Liquorice cream caramels


After I cracked the code of making cream caramels, which are not having a fluid structure (Valentine Day Cream Caramel) and I noticed how fast these caramels disappeared into mouth, I have been thinking about making liquorice cream caramels.

Therefore I have been on a small sight-seeing tour on the Internet looking at various recipes on liquorice caramels. Here I noticed, that the level of liquorice in my opinion was on the low side. I mean, as liquorice is part of the name, the taste should have liquorice character !!!! So I ended up with using a combination of sweet liquorice syrup and raw liquorice.

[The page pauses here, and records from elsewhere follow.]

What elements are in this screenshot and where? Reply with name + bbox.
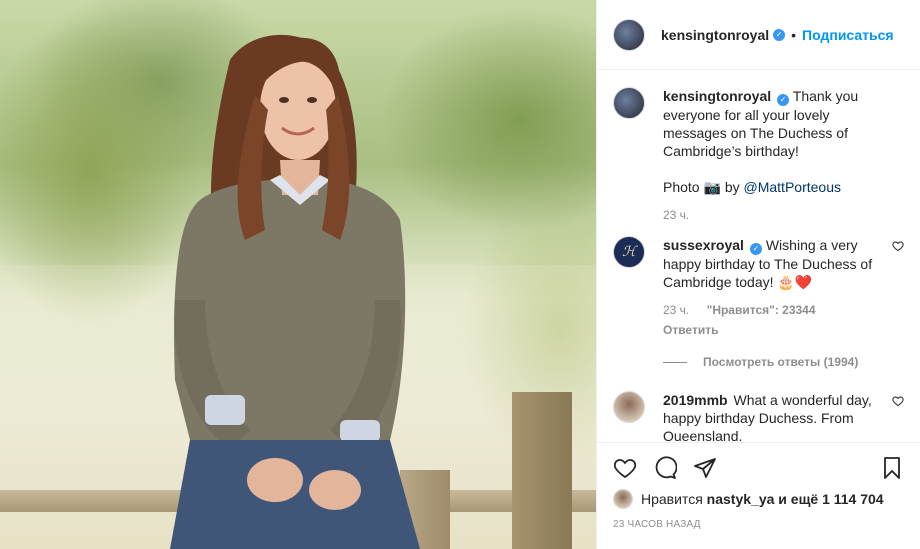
likes-middle: и ещё (778, 491, 819, 507)
verified-badge-icon: ✓ (777, 94, 790, 106)
verified-badge-icon: ✓ (773, 28, 786, 41)
comment-item: 2019mmb What a wonderful day, happy birt… (613, 391, 904, 441)
verified-badge-icon: ✓ (749, 243, 762, 255)
comment-time[interactable]: 23 ч. (663, 303, 689, 317)
credit-by: by (724, 179, 740, 195)
likes-prefix: Нравится (641, 491, 703, 507)
post-header: kensingtonroyal ✓ • Подписаться (597, 0, 920, 70)
credit-link[interactable]: @MattPorteous (744, 179, 841, 195)
photo-credit: Photo 📷 by @MattPorteous (663, 178, 882, 196)
author-avatar[interactable] (613, 18, 645, 51)
comment-like-heart-icon[interactable] (892, 395, 904, 407)
commenter-avatar[interactable] (613, 391, 645, 423)
comment-icon[interactable] (653, 456, 677, 480)
action-icons (613, 451, 904, 485)
author-avatar[interactable] (613, 87, 645, 119)
instagram-post: kensingtonroyal ✓ • Подписаться kensingt… (0, 0, 920, 549)
camera-icon: 📷 (703, 179, 721, 195)
comment-body: sussexroyal ✓ Wishing a very happy birthd… (663, 236, 904, 371)
replies-line (663, 361, 687, 363)
post-timestamp[interactable]: 23 ЧАСОВ НАЗАД (613, 519, 904, 530)
credit-prefix: Photo (663, 179, 700, 195)
post-photo[interactable] (0, 0, 596, 549)
author-username[interactable]: kensingtonroyal (661, 27, 769, 43)
view-replies-button[interactable]: Посмотреть ответы (1994) (663, 353, 882, 371)
heart-icon[interactable] (613, 456, 637, 480)
liker-avatar[interactable] (613, 489, 633, 509)
post-actions: Нравится nastyk_ya и ещё 1 114 704 23 ЧА… (597, 442, 920, 530)
follow-button[interactable]: Подписаться (802, 27, 894, 43)
comment-username[interactable]: 2019mmb (663, 392, 728, 408)
caption-body: kensingtonroyal ✓ Thank you everyone for … (663, 87, 904, 224)
comments-list[interactable]: kensingtonroyal ✓ Thank you everyone for … (597, 71, 920, 441)
commenter-avatar[interactable]: ℋ (613, 236, 645, 268)
caption: kensingtonroyal ✓ Thank you everyone for … (613, 87, 904, 224)
comment-username[interactable]: sussexroyal (663, 237, 744, 253)
caption-meta: 23 ч. (663, 206, 882, 224)
view-replies-label: Посмотреть ответы (1994) (703, 355, 859, 369)
caption-time[interactable]: 23 ч. (663, 208, 689, 222)
bookmark-icon[interactable] (880, 456, 904, 480)
reply-button[interactable]: Ответить (663, 321, 882, 339)
comment-item: ℋ sussexroyal ✓ Wishing a very happy birt… (613, 236, 904, 371)
likes-summary[interactable]: Нравится nastyk_ya и ещё 1 114 704 (613, 489, 904, 509)
comment-likes[interactable]: "Нравится": 23344 (707, 303, 816, 317)
likes-count[interactable]: 1 114 704 (822, 491, 884, 507)
comment-body: 2019mmb What a wonderful day, happy birt… (663, 391, 904, 441)
post-sidebar: kensingtonroyal ✓ • Подписаться kensingt… (596, 0, 920, 549)
woman-figure (170, 34, 420, 549)
liker-username[interactable]: nastyk_ya (707, 491, 775, 507)
caption-username[interactable]: kensingtonroyal (663, 88, 771, 104)
comment-meta: 23 ч. "Нравится": 23344 Ответить (663, 301, 882, 339)
share-icon[interactable] (693, 456, 717, 480)
comment-like-heart-icon[interactable] (892, 240, 904, 252)
separator-dot: • (791, 26, 797, 43)
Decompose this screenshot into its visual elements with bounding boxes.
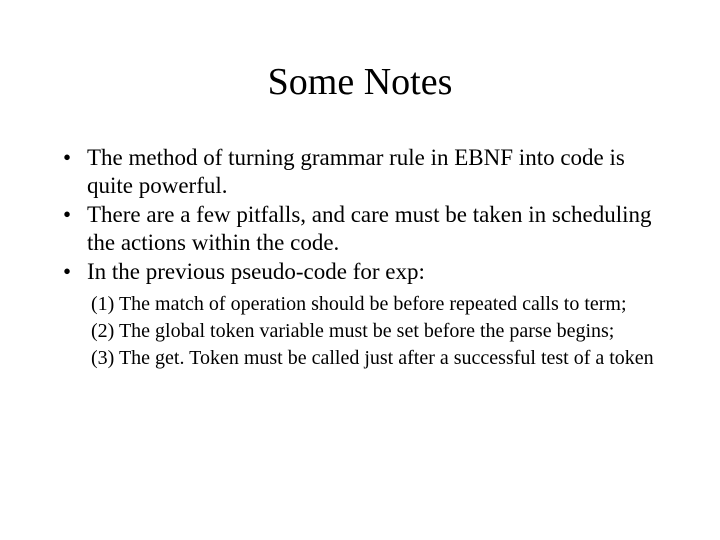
sub-list: (1) The match of operation should be bef… [91, 292, 665, 371]
bullet-item: In the previous pseudo-code for exp: [55, 258, 665, 286]
sub-item: (3) The get. Token must be called just a… [91, 346, 665, 371]
slide: Some Notes The method of turning grammar… [0, 0, 720, 540]
slide-title: Some Notes [55, 60, 665, 104]
bullet-list: The method of turning grammar rule in EB… [55, 144, 665, 286]
bullet-item: There are a few pitfalls, and care must … [55, 201, 665, 256]
bullet-item: The method of turning grammar rule in EB… [55, 144, 665, 199]
sub-item: (2) The global token variable must be se… [91, 319, 665, 344]
sub-item: (1) The match of operation should be bef… [91, 292, 665, 317]
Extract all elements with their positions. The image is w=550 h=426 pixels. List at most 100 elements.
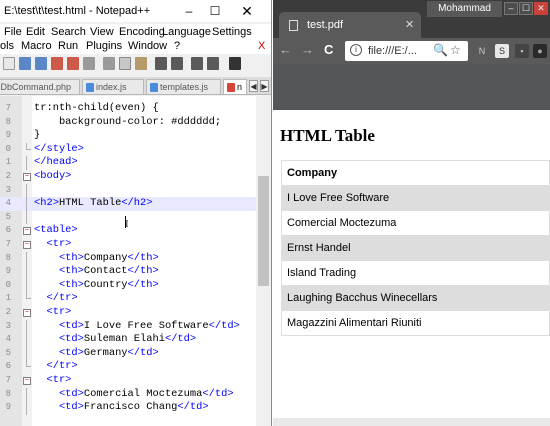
grey-extension-icon[interactable]: ▪ xyxy=(515,44,529,58)
code-line[interactable]: 4 <h2>HTML Table</h2> xyxy=(0,197,256,211)
code-editor[interactable]: 7 tr:nth-child(even) {8 background-color:… xyxy=(0,96,256,426)
html-tag: </tr> xyxy=(34,360,78,373)
fold-collapse-icon[interactable]: − xyxy=(23,173,31,181)
code-line[interactable]: 4 <td>Suleman Elahi</td> xyxy=(0,333,256,347)
js-file-icon xyxy=(86,83,94,92)
code-line[interactable]: 3 <td>I Love Free Software</td> xyxy=(0,319,256,334)
redo-icon[interactable] xyxy=(171,57,183,70)
code-line[interactable]: 7 tr:nth-child(even) { xyxy=(0,102,256,116)
menu-encoding[interactable]: Encoding xyxy=(119,26,165,38)
address-bar[interactable]: i file:///E:/... 🔍 ☆ xyxy=(345,41,468,61)
menu-search[interactable]: Search xyxy=(51,26,86,38)
tab-test-html[interactable]: n xyxy=(223,79,247,94)
s-extension-icon[interactable]: S xyxy=(495,44,509,58)
tab-scroll-right-icon[interactable]: ▶ xyxy=(260,80,269,92)
code-line[interactable]: 8 <td>Comercial Moctezuma</td> xyxy=(0,387,256,402)
code-text: </tr> xyxy=(34,292,77,306)
line-number: 2 xyxy=(5,171,11,181)
code-line[interactable]: 0 <th>Country</th> xyxy=(0,278,256,293)
menu-file[interactable]: File xyxy=(4,26,22,38)
close-document-icon[interactable]: X xyxy=(258,40,265,52)
table-row: Island Trading xyxy=(281,260,550,286)
zoom-icon[interactable]: 🔍 xyxy=(433,43,448,57)
reload-icon[interactable]: C xyxy=(324,43,333,57)
cut-icon[interactable] xyxy=(103,57,115,70)
code-line[interactable]: 5 <td>Germany</td> xyxy=(0,346,256,361)
code-text: <body> xyxy=(34,170,71,184)
forward-icon[interactable]: → xyxy=(301,43,314,57)
code-line[interactable]: 9} xyxy=(0,129,256,143)
scrollbar-thumb[interactable] xyxy=(258,176,269,286)
new-file-icon[interactable] xyxy=(3,57,15,70)
html-tag: </td> xyxy=(127,346,159,359)
code-line[interactable]: 1 </head> xyxy=(0,156,256,170)
tab-cdbcommand[interactable]: CDbCommand.php xyxy=(0,79,80,94)
horizontal-scrollbar[interactable] xyxy=(273,418,550,426)
html-tag: <tr> xyxy=(34,306,72,318)
minimize-button[interactable]: – xyxy=(504,2,518,15)
code-line[interactable]: 9 <th>Contact</th> xyxy=(0,265,256,279)
print-icon[interactable] xyxy=(83,57,95,70)
code-line[interactable]: 8 background-color: #dddddd; xyxy=(0,116,256,130)
maximize-button[interactable]: ☐ xyxy=(204,2,226,20)
fold-collapse-icon[interactable]: − xyxy=(23,241,31,249)
green-extension-icon[interactable]: ● xyxy=(533,44,547,58)
code-line[interactable]: 1 </tr> xyxy=(0,292,256,306)
tab-index-js[interactable]: index.js xyxy=(82,79,144,94)
menu-help[interactable]: ? xyxy=(174,40,180,52)
code-line[interactable]: 2 − <tr> xyxy=(0,306,256,320)
find-icon[interactable] xyxy=(191,57,203,70)
close-all-icon[interactable] xyxy=(67,57,79,70)
maximize-button[interactable]: ☐ xyxy=(519,2,533,15)
menu-tools[interactable]: ols xyxy=(0,40,14,52)
minimize-button[interactable]: – xyxy=(178,2,200,20)
save-icon[interactable] xyxy=(19,57,31,70)
tab-test-pdf[interactable]: test.pdf ✕ xyxy=(279,12,421,38)
save-all-icon[interactable] xyxy=(35,57,47,70)
fold-collapse-icon[interactable]: − xyxy=(23,309,31,317)
browser-titlebar[interactable]: test.pdf ✕ Mohammad – ☐ ✕ xyxy=(273,0,550,38)
menu-view[interactable]: View xyxy=(90,26,114,38)
close-button[interactable]: ✕ xyxy=(534,2,548,15)
menu-settings[interactable]: Settings xyxy=(212,26,252,38)
code-line[interactable]: 8 <th>Company</th> xyxy=(0,251,256,266)
code-line[interactable]: 0 </style> xyxy=(0,142,256,157)
code-line[interactable]: 2 − <body> xyxy=(0,170,256,184)
info-icon[interactable]: i xyxy=(350,44,362,56)
menu-plugins[interactable]: Plugins xyxy=(86,40,122,52)
fold-collapse-icon[interactable]: − xyxy=(23,227,31,236)
bookmark-star-icon[interactable]: ☆ xyxy=(450,43,461,57)
fold-collapse-icon[interactable]: − xyxy=(23,377,31,385)
close-file-icon[interactable] xyxy=(51,57,63,70)
menu-edit[interactable]: Edit xyxy=(26,26,45,38)
code-line[interactable]: 9 <td>Francisco Chang</td> xyxy=(0,401,256,415)
replace-icon[interactable] xyxy=(207,57,219,70)
code-line[interactable]: 7 − <tr> xyxy=(0,238,256,252)
tab-scroll-left-icon[interactable]: ◀ xyxy=(249,80,258,92)
menu-run[interactable]: Run xyxy=(58,40,78,52)
tab-close-icon[interactable]: ✕ xyxy=(405,18,414,31)
fold-line xyxy=(26,346,27,361)
code-line[interactable]: 7 − <tr> xyxy=(0,374,256,388)
notepad-titlebar[interactable]: E:\test\t\test.html - Notepad++ – ☐ ✕ xyxy=(0,0,271,22)
tab-templates-js[interactable]: templates.js xyxy=(146,79,221,94)
line-number: 7 xyxy=(5,103,11,113)
back-icon[interactable]: ← xyxy=(279,43,292,57)
html-tag: </style> xyxy=(34,142,84,155)
code-text: <td>Germany</td> xyxy=(34,347,159,361)
profile-name[interactable]: Mohammad xyxy=(427,1,502,17)
url-text[interactable]: file:///E:/... xyxy=(368,45,417,57)
menu-language[interactable]: Language xyxy=(162,26,211,38)
n-extension-icon[interactable]: N xyxy=(475,44,489,58)
code-lines[interactable]: 7 tr:nth-child(even) {8 background-color:… xyxy=(0,96,256,426)
macro-icon[interactable] xyxy=(229,57,241,70)
code-line[interactable]: 6 </tr> xyxy=(0,360,256,374)
close-button[interactable]: ✕ xyxy=(236,2,258,20)
menu-window[interactable]: Window xyxy=(128,40,167,52)
code-line[interactable]: 3 xyxy=(0,183,256,198)
line-number: 4 xyxy=(5,198,11,209)
paste-icon[interactable] xyxy=(135,57,147,70)
undo-icon[interactable] xyxy=(155,57,167,70)
menu-macro[interactable]: Macro xyxy=(21,40,52,52)
copy-icon[interactable] xyxy=(119,57,131,70)
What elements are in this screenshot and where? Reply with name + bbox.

Based on feed-back from various tasters, I will see, if I should stick the amount or if it should increased or decreased. I can see the worried mind of my good girl friend in Horsens, as we have different threshold for, when a liquorice is in balance or too dominating.

Sleeping cat hiding below a towel
Another thing I need to consider, when making caramels in my little kitchen, is, where is the cat ? It is not a great combination to have a cat running around in the kitchen, when you are working with this very, very warm sticky caramel mass of up to 137'C. So I need to ensure, that Hannibal the Cat is occupied hunting mice on his hunting area or sound asleep upstairs.






Liquorice Cream Caramels: - 40-50 cream toffees
  • 100 g butter
  • 200 g dairy whipping cream, 35-40% fat
  • 340 g sugar
  • 120 g light sugar syrup
  • 40 g sweet liquorice syrup
  • ½ teaspoon raw liquorice powder
  • 2 tablespoons glucose syrup
  1. Add all the ingredients into a small cooking pot.
  2. Stir continues, as the caramel mass is heated up, until the temperature reach 137'C.
  3. Fill the caramel mass into small alu- or paper-form.
  4. Place the caramels cold, until they cooled down.
  5. Store in an airtight container.